Una de las reglas corresponde a la sencillez y simpleza en el mensaje. Hablarles a ellas (como decisoras de compra), además por ser protagonistas en las etapas de desarrollo personal y familiar.
¿Cómo se logra captar la atención de estas mujeres?
Ayudarla a ser “una gran madre”: entender la situación personal de
estas madres es clave ya que les define el comportamiento en todo lugar donde
se desenvuelven. Por ejemplo, las madres solas enfrentan situaciones difíciles
(desde el sostén emocional hasta el
manejo de un presupuesto acotado).
Por otro lado, la mujer necesita
sentirse reconocida por los integrantes de su familia. Este reconocimiento está
dado por todo lo que hace para ellos. Por tal motivo, elegirá productos que le
permitan cumplir con estos objetivos.
Respetar sus necesidades: en ocasiones las marcas no logran empatía
con estas consumidoras. Es decir, les falta encontrar la forma de escucharlas,
entender sus realidades y actuar en consecuencia. No necesita que le impongan o
que le digan “como debe hacer sus cosas” sino “de que forma” el
producto/servicio la ayuda para lograr sus objetivos.
Hablarle a las generaciones de madres: en la actualidad, muchas
mujeres retrasan la maternidad con el objetivo de cumplir otras metas. Cada vez
es más común encontrar madres primerizas que están cercanas a los 40 años.
Se encuentran conviviendo madres
de diversas generaciones en los mismos ámbitos. Es importante que una marca
logre diferenciar los estilos de vida y necesidades de cada grupo generacional.
Evitar segmentar por “ama de casa” o “madre trabajadora”: es común
ver publicidades donde se le habla a la mujer ama de casa o madre que trabaja.

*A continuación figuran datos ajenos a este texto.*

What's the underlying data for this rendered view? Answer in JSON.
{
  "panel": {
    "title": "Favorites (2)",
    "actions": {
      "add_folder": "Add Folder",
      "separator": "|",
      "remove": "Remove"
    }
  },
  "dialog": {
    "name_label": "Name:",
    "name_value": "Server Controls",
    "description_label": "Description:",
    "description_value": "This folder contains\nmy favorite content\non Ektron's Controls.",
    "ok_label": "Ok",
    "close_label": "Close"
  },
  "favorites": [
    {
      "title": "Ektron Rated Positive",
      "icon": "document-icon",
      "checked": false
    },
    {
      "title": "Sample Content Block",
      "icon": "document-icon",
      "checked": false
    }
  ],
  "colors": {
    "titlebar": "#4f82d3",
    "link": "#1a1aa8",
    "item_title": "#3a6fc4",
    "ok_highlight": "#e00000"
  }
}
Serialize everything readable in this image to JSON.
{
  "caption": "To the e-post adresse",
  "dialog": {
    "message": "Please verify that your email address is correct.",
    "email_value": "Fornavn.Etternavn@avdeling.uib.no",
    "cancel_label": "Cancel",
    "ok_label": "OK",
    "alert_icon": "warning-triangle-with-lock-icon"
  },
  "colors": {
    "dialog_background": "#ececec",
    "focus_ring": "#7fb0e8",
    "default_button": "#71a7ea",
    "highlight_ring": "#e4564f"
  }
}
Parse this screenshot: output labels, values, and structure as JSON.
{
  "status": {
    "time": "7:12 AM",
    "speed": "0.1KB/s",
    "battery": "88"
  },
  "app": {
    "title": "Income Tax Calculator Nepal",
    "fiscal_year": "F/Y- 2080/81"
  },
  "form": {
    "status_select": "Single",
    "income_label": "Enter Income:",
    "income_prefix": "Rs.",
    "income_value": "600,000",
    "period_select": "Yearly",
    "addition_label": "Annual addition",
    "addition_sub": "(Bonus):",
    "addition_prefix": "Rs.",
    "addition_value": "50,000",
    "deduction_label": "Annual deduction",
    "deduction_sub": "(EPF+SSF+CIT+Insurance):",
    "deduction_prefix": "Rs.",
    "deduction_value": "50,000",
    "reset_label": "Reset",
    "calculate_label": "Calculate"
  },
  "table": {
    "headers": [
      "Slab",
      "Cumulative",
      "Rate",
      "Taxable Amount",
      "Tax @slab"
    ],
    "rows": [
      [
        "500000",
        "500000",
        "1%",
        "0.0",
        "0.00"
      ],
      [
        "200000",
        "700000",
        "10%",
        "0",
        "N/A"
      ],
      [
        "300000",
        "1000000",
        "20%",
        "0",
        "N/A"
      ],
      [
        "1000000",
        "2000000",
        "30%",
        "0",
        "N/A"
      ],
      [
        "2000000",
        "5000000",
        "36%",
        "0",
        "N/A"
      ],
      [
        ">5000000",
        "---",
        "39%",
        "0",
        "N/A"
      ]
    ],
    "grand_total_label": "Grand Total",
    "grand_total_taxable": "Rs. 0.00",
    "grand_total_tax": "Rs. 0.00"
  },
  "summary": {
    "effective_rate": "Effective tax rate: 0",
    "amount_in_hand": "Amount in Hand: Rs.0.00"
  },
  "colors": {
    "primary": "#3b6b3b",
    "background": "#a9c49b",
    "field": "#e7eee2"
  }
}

Sin embargo, todavía en las madres recae el cuidado de la casa e hijos además
de trabajar (“doble jornada”).
En las nuevas generaciones de
madres este tema se trata con más naturalidad ya que las tareas están
equilibradas dentro de las familias (es una tendencia en crecimiento). Este
diferencial generacional también impacta en la forma en que las madres se
comportan ante el consumo.
Los hijos como protagonistas: cada vez más los hijos influyen en
las compras de sus madres, independientemente de su etapa evolutiva. Es
importante plantear estrategias comunicacionales combinadas. Existen casos
exitosos donde el objetivo final eran las madres como decisoras y consumidoras
pero los hijos cumplieron un rol
influyente clave (no formulado en el plan original).
Marketing Online: la participación femenina en la red es cada vez
mayor. Hablan de su día a día, crianza, las dificultades de equilibrar familia
y trabajo. Además de buscar lugares virtuales de encuentro, se recomiendan
productos y servicios.
Que una marca logre posicionarse
en forma positiva (o negativa), en la boca de una madre tendrá un fuerte efecto
multiplicador (incrementar su lugar en el mercado o retirarla de él).